The poll, published on Thursday, shows that one in five managers surveyed thought distressed strategies would top the performance tables in 2009, while 17 percent picked global macro and 15 percent chose managed futures.
One in ten managers picked long/short equity funds as the best performer.
Distressed strategies had a tough time in 2008, falling 20 percent, according to Credit Suisse/Tremont, as the price of many securities continued to fall.
Managed futures, which bet on trends in global futures markets, fared better however, as the top-performing strategy, gaining 18 percent, while dedicated short bias made 15 percent.
Shorting means betting on a lower price for a security in the future.
All other strategies lost money, although global macro strategies, which bet on the direction of prices in currencies, shares, bonds and commodities, lost a relatively modest 5 percent.
Meanwhile, the survey indicates that the industry, which has traditionally charged high performance and management fees on both hedge funds and funds of funds, could be set for lower charges following its tough period of performance.
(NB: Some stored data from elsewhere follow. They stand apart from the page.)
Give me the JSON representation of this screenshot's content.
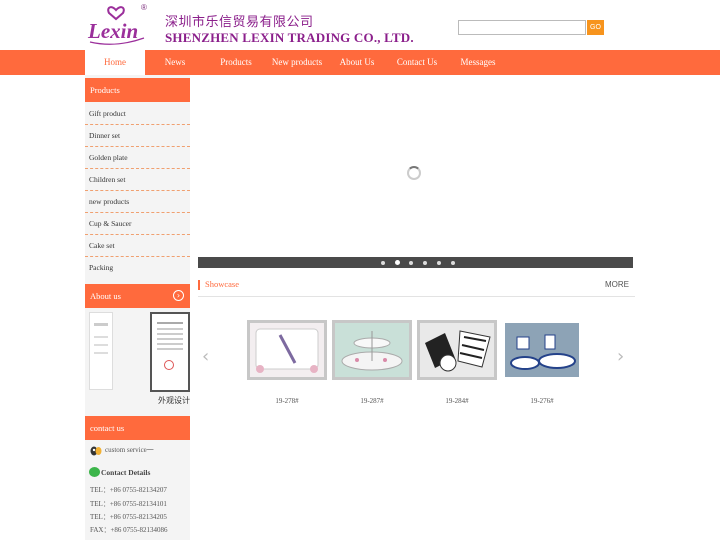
{
  "header": {
    "logo_text": "Lexin",
    "registered_mark": "®",
    "company_cn": "深圳市乐信贸易有限公司",
    "company_en": "SHENZHEN LEXIN TRADING CO., LTD.",
    "search": {
      "value": "",
      "placeholder": "",
      "button_label": "GO"
    }
  },
  "nav": {
    "items": [
      {
        "label": "Home",
        "active": true
      },
      {
        "label": "News"
      },
      {
        "label": "Products"
      },
      {
        "label": "New products"
      },
      {
        "label": "About Us"
      },
      {
        "label": "Contact Us"
      },
      {
        "label": "Messages"
      }
    ]
  },
  "sidebar": {
    "products_title": "Products",
    "products": [
      "Gift product",
      "Dinner set",
      "Golden plate",
      "Children  set",
      "new products",
      "Cup & Saucer",
      "Cake set",
      "Packing"
    ],
    "about_title": "About us",
    "about_caption": "外观设计",
    "contact_title": "contact us",
    "custom_service": "custom service一",
    "contact_details_title": "Contact Details",
    "contact_lines": [
      "TEL：+86 0755-82134207",
      "TEL：+86 0755-82134101",
      "TEL：+86 0755-82134205",
      "FAX：+86 0755-82134086"
    ]
  },
  "banner": {
    "dot_count": 6,
    "active_dot": 1
  },
  "showcase": {
    "title": "Showcase",
    "more": "MORE",
    "products": [
      {
        "label": "19-278#"
      },
      {
        "label": "19-287#"
      },
      {
        "label": "19-284#"
      },
      {
        "label": "19-276#"
      }
    ]
  },
  "colors": {
    "accent": "#ff6a3d",
    "brand_purple": "#8b1f8b",
    "search_button": "#f7941d"
  }
}
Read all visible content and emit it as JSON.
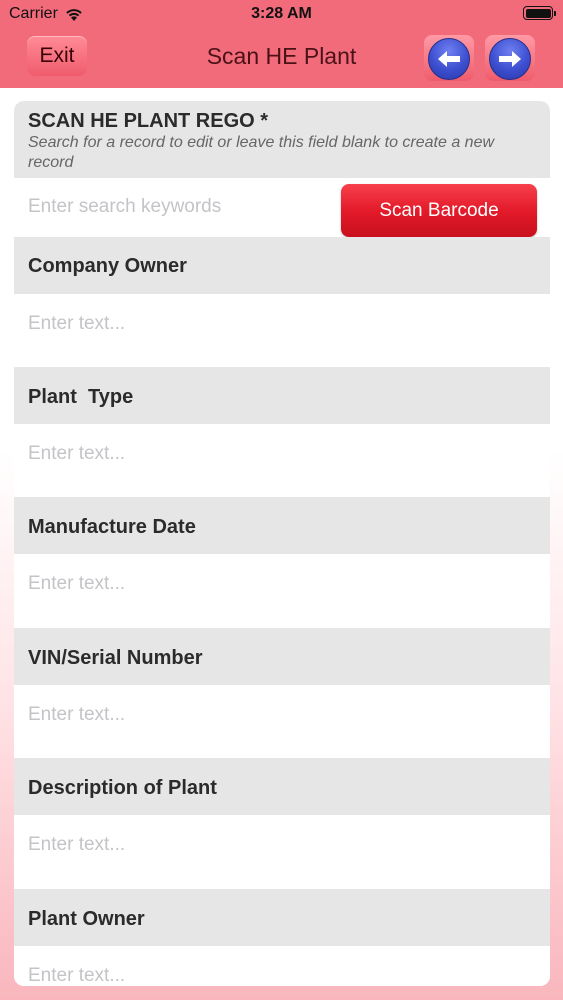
{
  "status_bar": {
    "carrier": "Carrier",
    "time": "3:28 AM"
  },
  "navbar": {
    "exit_label": "Exit",
    "title": "Scan HE Plant",
    "back_icon": "arrow-left-icon",
    "forward_icon": "arrow-right-icon"
  },
  "form": {
    "rego": {
      "label": "SCAN HE PLANT REGO *",
      "hint": "Search for a record to edit or leave this field blank to create a new record",
      "placeholder": "Enter search keywords",
      "scan_button": "Scan Barcode"
    },
    "fields": [
      {
        "label": "Company Owner",
        "placeholder": "Enter text..."
      },
      {
        "label": "Plant  Type",
        "placeholder": "Enter text..."
      },
      {
        "label": "Manufacture Date",
        "placeholder": "Enter text..."
      },
      {
        "label": "VIN/Serial Number",
        "placeholder": "Enter text..."
      },
      {
        "label": "Description of Plant",
        "placeholder": "Enter text..."
      },
      {
        "label": "Plant Owner",
        "placeholder": "Enter text..."
      }
    ]
  },
  "colors": {
    "header": "#f26b7b",
    "scan_button": "#e41b2a",
    "nav_circle": "#3d4fd0",
    "section_header": "#e6e6e7"
  }
}
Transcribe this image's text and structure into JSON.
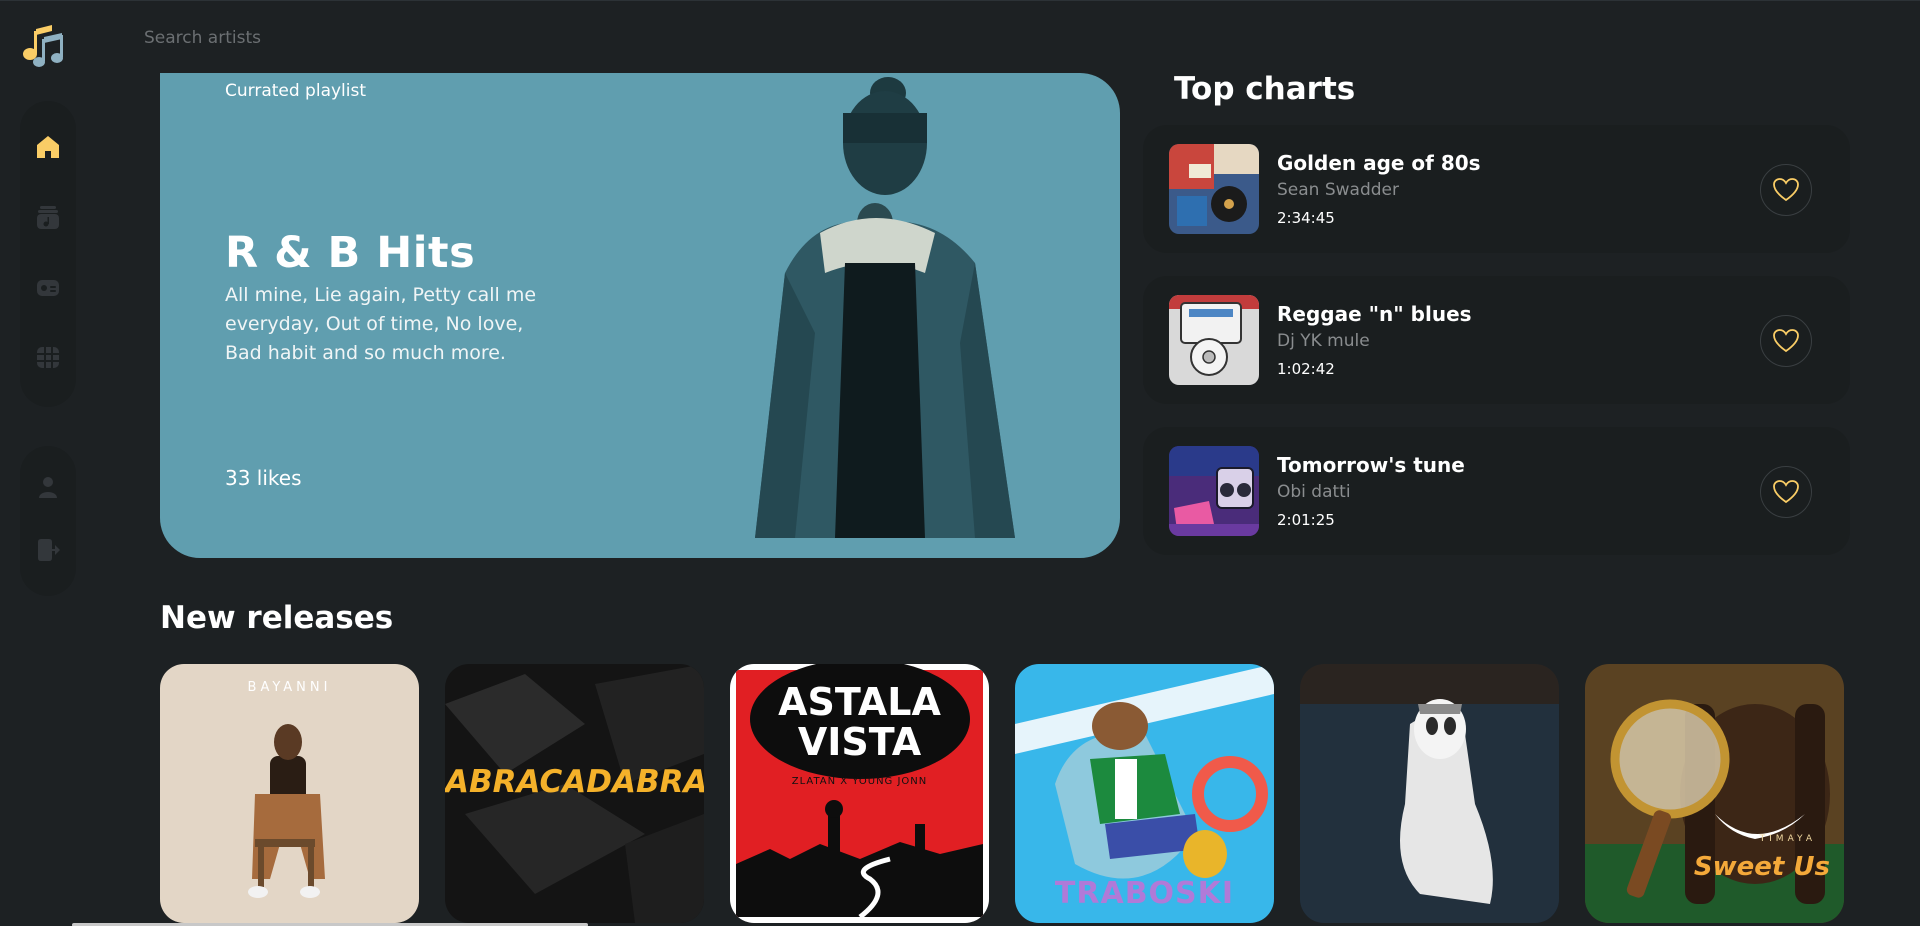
{
  "app": {
    "logo_icon": "music-notes-icon",
    "accent_color": "#facd66"
  },
  "sidebar": {
    "nav": [
      {
        "name": "home",
        "icon": "home-icon",
        "active": true
      },
      {
        "name": "playlist",
        "icon": "music-library-icon",
        "active": false
      },
      {
        "name": "radio",
        "icon": "radio-icon",
        "active": false
      },
      {
        "name": "videos",
        "icon": "video-icon",
        "active": false
      }
    ],
    "account": [
      {
        "name": "profile",
        "icon": "user-icon"
      },
      {
        "name": "logout",
        "icon": "logout-icon"
      }
    ]
  },
  "search": {
    "placeholder": "Search artists"
  },
  "hero": {
    "kicker": "Currated playlist",
    "title": "R & B Hits",
    "description": "All mine, Lie again, Petty call me everyday, Out of time, No love, Bad habit and so much more.",
    "likes": "33 likes",
    "background_color": "#609eaf"
  },
  "top_charts": {
    "heading": "Top charts",
    "items": [
      {
        "title": "Golden age of 80s",
        "artist": "Sean Swadder",
        "duration": "2:34:45"
      },
      {
        "title": "Reggae \"n\" blues",
        "artist": "Dj YK mule",
        "duration": "1:02:42"
      },
      {
        "title": "Tomorrow's tune",
        "artist": "Obi datti",
        "duration": "2:01:25"
      }
    ]
  },
  "new_releases": {
    "heading": "New releases",
    "items": [
      {
        "cover_text": "BAYANNI",
        "credits": ""
      },
      {
        "cover_text": "ABRACADABRA",
        "credits": ""
      },
      {
        "cover_text": "ASTALA VISTA",
        "credits": "ZLATAN  X  YOUNG JONN"
      },
      {
        "cover_text": "TRABOSKI",
        "credits": ""
      },
      {
        "cover_text": "",
        "credits": ""
      },
      {
        "cover_text": "TIMAYA",
        "credits": "Sweet Us"
      }
    ]
  }
}
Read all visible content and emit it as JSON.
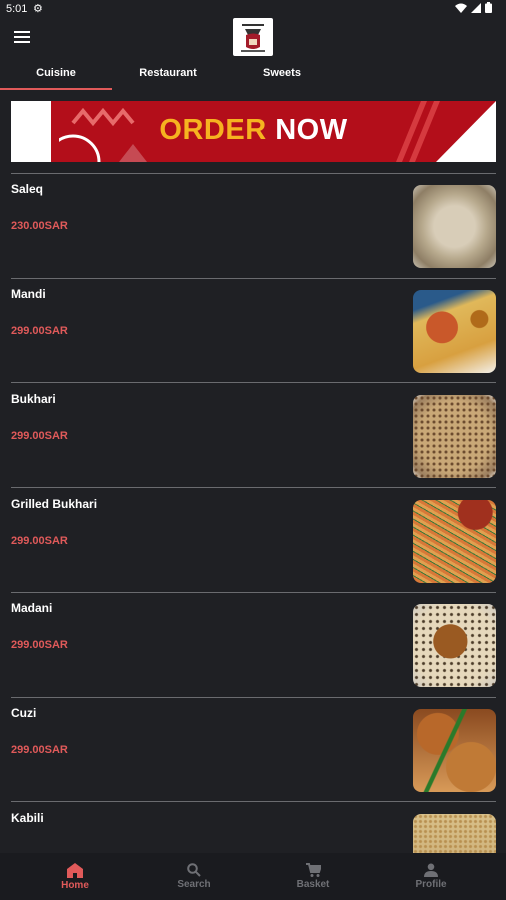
{
  "status_bar": {
    "time": "5:01"
  },
  "tabs": [
    "Cuisine",
    "Restaurant",
    "Sweets"
  ],
  "banner": {
    "order": "ORDER",
    "now": "NOW"
  },
  "items": [
    {
      "name": "Saleq",
      "price": "230.00SAR"
    },
    {
      "name": "Mandi",
      "price": "299.00SAR"
    },
    {
      "name": "Bukhari",
      "price": "299.00SAR"
    },
    {
      "name": "Grilled Bukhari",
      "price": "299.00SAR"
    },
    {
      "name": "Madani",
      "price": "299.00SAR"
    },
    {
      "name": "Cuzi",
      "price": "299.00SAR"
    },
    {
      "name": "Kabili",
      "price": ""
    }
  ],
  "bottom_nav": [
    {
      "label": "Home",
      "icon": "home-icon",
      "active": true
    },
    {
      "label": "Search",
      "icon": "search-icon",
      "active": false
    },
    {
      "label": "Basket",
      "icon": "cart-icon",
      "active": false
    },
    {
      "label": "Profile",
      "icon": "person-icon",
      "active": false
    }
  ],
  "colors": {
    "accent": "#e05a5a",
    "background": "#1f2024",
    "banner_red": "#b30e1a",
    "banner_yellow": "#f6b320"
  }
}
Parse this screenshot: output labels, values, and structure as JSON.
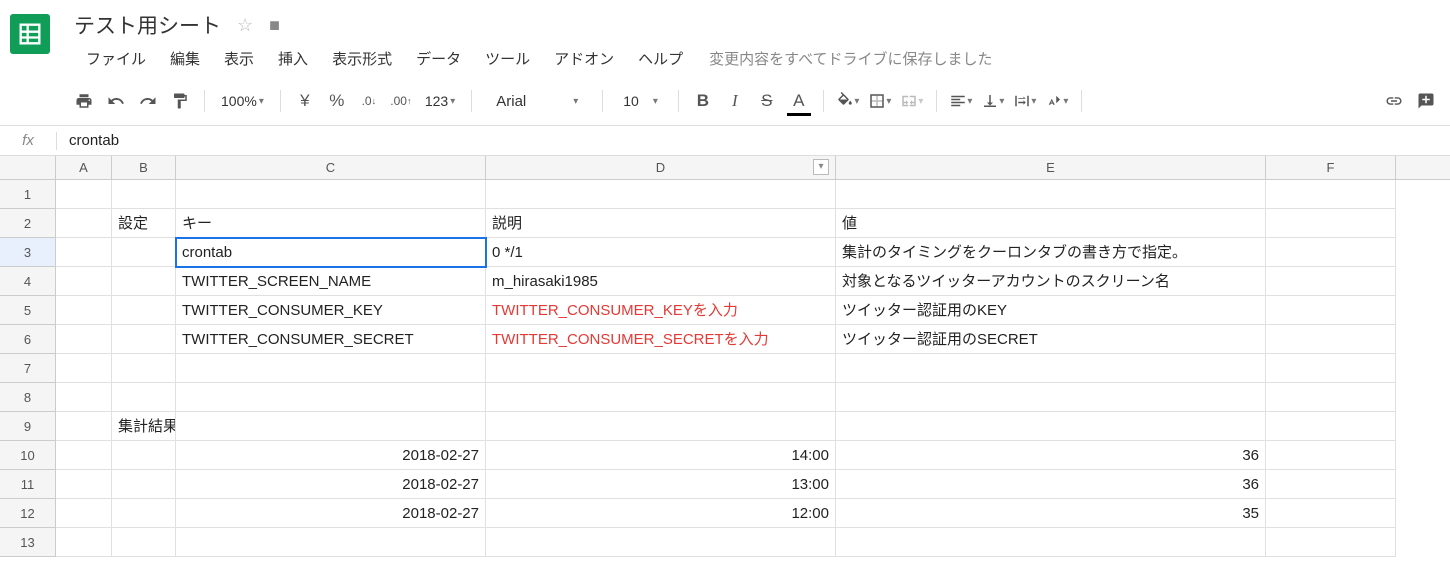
{
  "header": {
    "title": "テスト用シート",
    "save_status": "変更内容をすべてドライブに保存しました"
  },
  "menu": {
    "file": "ファイル",
    "edit": "編集",
    "view": "表示",
    "insert": "挿入",
    "format": "表示形式",
    "data": "データ",
    "tools": "ツール",
    "addons": "アドオン",
    "help": "ヘルプ"
  },
  "toolbar": {
    "zoom": "100%",
    "currency": "¥",
    "percent": "%",
    "dec_dec": ".0",
    "dec_inc": ".00",
    "more_formats": "123",
    "font": "Arial",
    "font_size": "10",
    "bold": "B",
    "italic": "I",
    "strike": "S",
    "text_color": "A"
  },
  "fx": {
    "label": "fx",
    "value": "crontab"
  },
  "columns": [
    "A",
    "B",
    "C",
    "D",
    "E",
    "F"
  ],
  "row_numbers": [
    "1",
    "2",
    "3",
    "4",
    "5",
    "6",
    "7",
    "8",
    "9",
    "10",
    "11",
    "12",
    "13"
  ],
  "cells": {
    "B2": "設定",
    "C2": "キー",
    "D2": "説明",
    "E2": "値",
    "C3": "crontab",
    "D3": "0 */1",
    "E3": "集計のタイミングをクーロンタブの書き方で指定。",
    "C4": "TWITTER_SCREEN_NAME",
    "D4": "m_hirasaki1985",
    "E4": "対象となるツイッターアカウントのスクリーン名",
    "C5": "TWITTER_CONSUMER_KEY",
    "D5": "TWITTER_CONSUMER_KEYを入力",
    "E5": "ツイッター認証用のKEY",
    "C6": "TWITTER_CONSUMER_SECRET",
    "D6": "TWITTER_CONSUMER_SECRETを入力",
    "E6": "ツイッター認証用のSECRET",
    "B9": "集計結果",
    "C10": "2018-02-27",
    "D10": "14:00",
    "E10": "36",
    "C11": "2018-02-27",
    "D11": "13:00",
    "E11": "36",
    "C12": "2018-02-27",
    "D12": "12:00",
    "E12": "35"
  }
}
Just over 30 percent of respondents to the survey said they expect funds to reduce or remove management fees as the best change to pricing in order to retain investors, while a further 15 percent expect funds to cut performance fees.
A further 17 percent see funds of hedge funds’ management fees falling, while 7 percent see their performance fees declining.
Elsewhere, the prime brokerage industry looks set for a shake-up — 16 percent of respondents said they expect universal banks or fund management companies to encroach on the territory of former broker dealers.
The survey was conducted in November and covered 33 single manager funds or funds of hedge funds.
Lipper is a Thomson Reuters company.